“In Eternal memory to the men, women and children of Yaltushkow who perished at the hands of the Nazis in the summer of 1942”
These words are inscribed over an archway leading to graves of the Yaltushkower Landsmanshaft Benevolent Society, located in a vast city of the dead in Queens, N.Y. This is where my father-in-law and mother-in-law are buried with others who came to the United States before war swept the rest away.
My husband’s father met regularly with transplanted Yaltushkowers. As with so many other immigrants, he bonded most closely with those from his own part of Ukraine. His father and one sister had gone on to the golden land before World War I, which trapped the rest of the family in Europe until they could be reunited.
According to family lore, his mother wanted to stay in Ukraine, but battles among White Czarist troops, Reds and Cossacks thrown in for good measure, made life unbearable. Finally, mother and the rest of the children came to America in 1920.
As well they did. Jews who stayed “home,” perhaps because no one was in America to support them, or they felt they could ride out the civil war, or who knows why, died in the 1942 massacre, their names lost. Their only memorial is the arch in the cemetery.
After the war, someone went back to the site of Yaltushkow to see if anyone had survived. None had. For the family, only one picture remains of a cousin with her husband and child, who stayed in the USSR and vanished with the rest in 1942.
My husband remembers hushed conversations in his kitchen after the war, the sound of weeping. Only later would he learn why the adults cried.
Remembrance ceremonies around Yom Hashoah remind us that those who stayed “home” were the ones who paid the greatest price. All we are left with are stories those who survived can tell us.

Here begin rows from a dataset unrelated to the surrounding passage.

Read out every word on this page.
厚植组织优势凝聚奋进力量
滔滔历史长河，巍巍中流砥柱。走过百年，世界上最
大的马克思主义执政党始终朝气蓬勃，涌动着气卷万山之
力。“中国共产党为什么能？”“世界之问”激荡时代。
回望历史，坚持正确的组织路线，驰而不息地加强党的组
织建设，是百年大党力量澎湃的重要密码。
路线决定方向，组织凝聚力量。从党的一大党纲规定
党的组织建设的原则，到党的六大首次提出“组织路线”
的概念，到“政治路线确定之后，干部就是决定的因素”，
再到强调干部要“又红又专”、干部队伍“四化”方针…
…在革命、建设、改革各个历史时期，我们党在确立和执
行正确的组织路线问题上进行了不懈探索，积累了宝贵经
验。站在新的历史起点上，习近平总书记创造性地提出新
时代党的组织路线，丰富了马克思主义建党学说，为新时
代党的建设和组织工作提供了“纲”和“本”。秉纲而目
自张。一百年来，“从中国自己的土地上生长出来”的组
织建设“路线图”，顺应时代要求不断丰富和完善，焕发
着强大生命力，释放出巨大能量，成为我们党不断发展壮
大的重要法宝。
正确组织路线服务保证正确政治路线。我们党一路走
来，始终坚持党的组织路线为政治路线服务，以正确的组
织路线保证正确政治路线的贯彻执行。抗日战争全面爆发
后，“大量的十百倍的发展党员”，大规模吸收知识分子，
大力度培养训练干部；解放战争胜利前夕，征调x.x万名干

Every year a unique cadre of survivors who contain the history of those years of darkness is diminished by death. Soon, only accounts that have been preserved through oral histories, recorded interviews, books and personal memoirs, will be all that remain for coming generations. Each one is a precious and irreplaceable repository.

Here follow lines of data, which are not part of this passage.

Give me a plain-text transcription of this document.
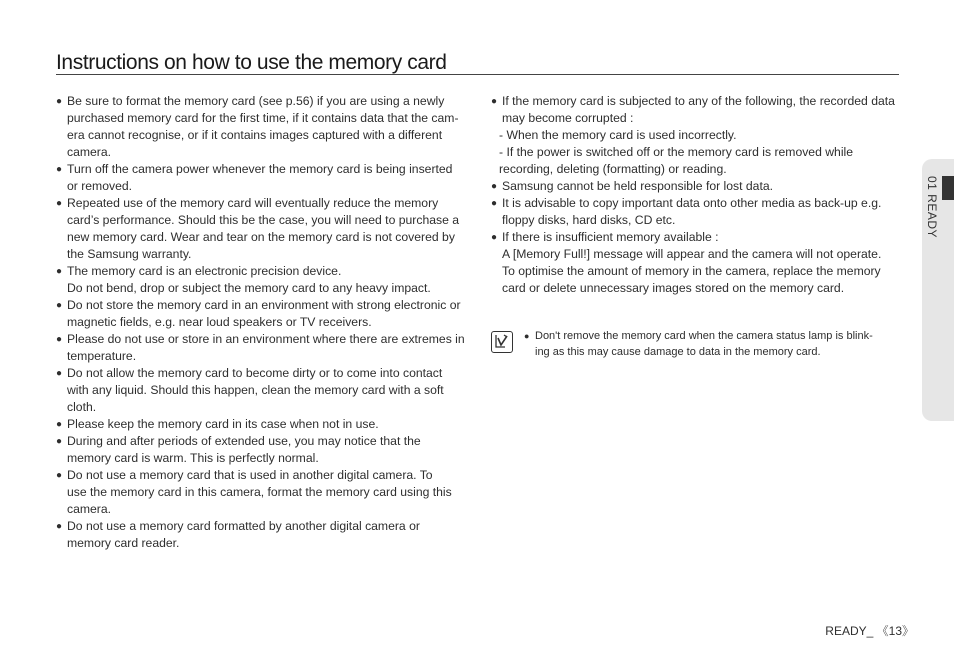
Instructions on how to use the memory card
● Be sure to format the memory card (see p.56) if you are using a newly
purchased memory card for the first time, if it contains data that the cam-
era cannot recognise, or if it contains images captured with a different
camera.
● Turn off the camera power whenever the memory card is being inserted
or removed.
● Repeated use of the memory card will eventually reduce the memory
card’s performance. Should this be the case, you will need to purchase a
new memory card. Wear and tear on the memory card is not covered by
the Samsung warranty.
● The memory card is an electronic precision device.
Do not bend, drop or subject the memory card to any heavy impact.
● Do not store the memory card in an environment with strong electronic or
magnetic fields, e.g. near loud speakers or TV receivers.
● Please do not use or store in an environment where there are extremes in
temperature.
● Do not allow the memory card to become dirty or to come into contact
with any liquid. Should this happen, clean the memory card with a soft
cloth.
● Please keep the memory card in its case when not in use.
● During and after periods of extended use, you may notice that the
memory card is warm. This is perfectly normal.
● Do not use a memory card that is used in another digital camera. To
use the memory card in this camera, format the memory card using this
camera.
● Do not use a memory card formatted by another digital camera or
memory card reader.
● If the memory card is subjected to any of the following, the recorded data
may become corrupted :
- When the memory card is used incorrectly.
- If the power is switched off or the memory card is removed while
recording, deleting (formatting) or reading.
● Samsung cannot be held responsible for lost data.
● It is advisable to copy important data onto other media as back-up e.g.
floppy disks, hard disks, CD etc.
● If there is insufficient memory available :
A [Memory Full!] message will appear and the camera will not operate.
To optimise the amount of memory in the camera, replace the memory
card or delete unnecessary images stored on the memory card.
● Don't remove the memory card when the camera status lamp is blink-
ing as this may cause damage to data in the memory card.
01 READY
READY_ 《13》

Recalling someone who has died, we say, “May their name be for a blessing.”
So many Jews died with their entire families in the Holocaust that their names were lost completely. Where names of those murdered millions remain, we are brought closer to them. By reciting their names, we maintain a memory of those who were consumed.
A poem by Israeli poet Yehuda Amichai, The Synagogue in Florence, includes some of those names we ourselves saw inscribed on the memorial wall:
“Tender spring in the courtyards
A tree blossoming, four girls playing
Between two lessons of the sacred language
In front of a memorial wall
Made of marble: Levi, Sonino, Cassuto
In straight lines, as in a newspaper
Or in the scrolls of the Torah.
The tree stands there in memory of nothing
But of this spring.
A rivederci, our father
Buona notte, our king…”
Even more devastating than the synagogue in Florence, if there are comparable moments of pain, may be the Pinchas shul in Prague. Its entire interior is covered with the names of the dead, so that one is wrapped in their names as in a tallit.
In these places, one is far from the concentration camps. In a camp, one breathes anonymous death; in a name, we may picture someone’s life.
The Vietnam war memorial in Washington, D.C., the memorial in New York for those killed in the destruction of Sept. 11 – by naming those who died in those conflagrations, we are closer to them. So it is with the memorials in Florence and Prague, and others like them: at least their names will not be forgotten, but be a blessing for us.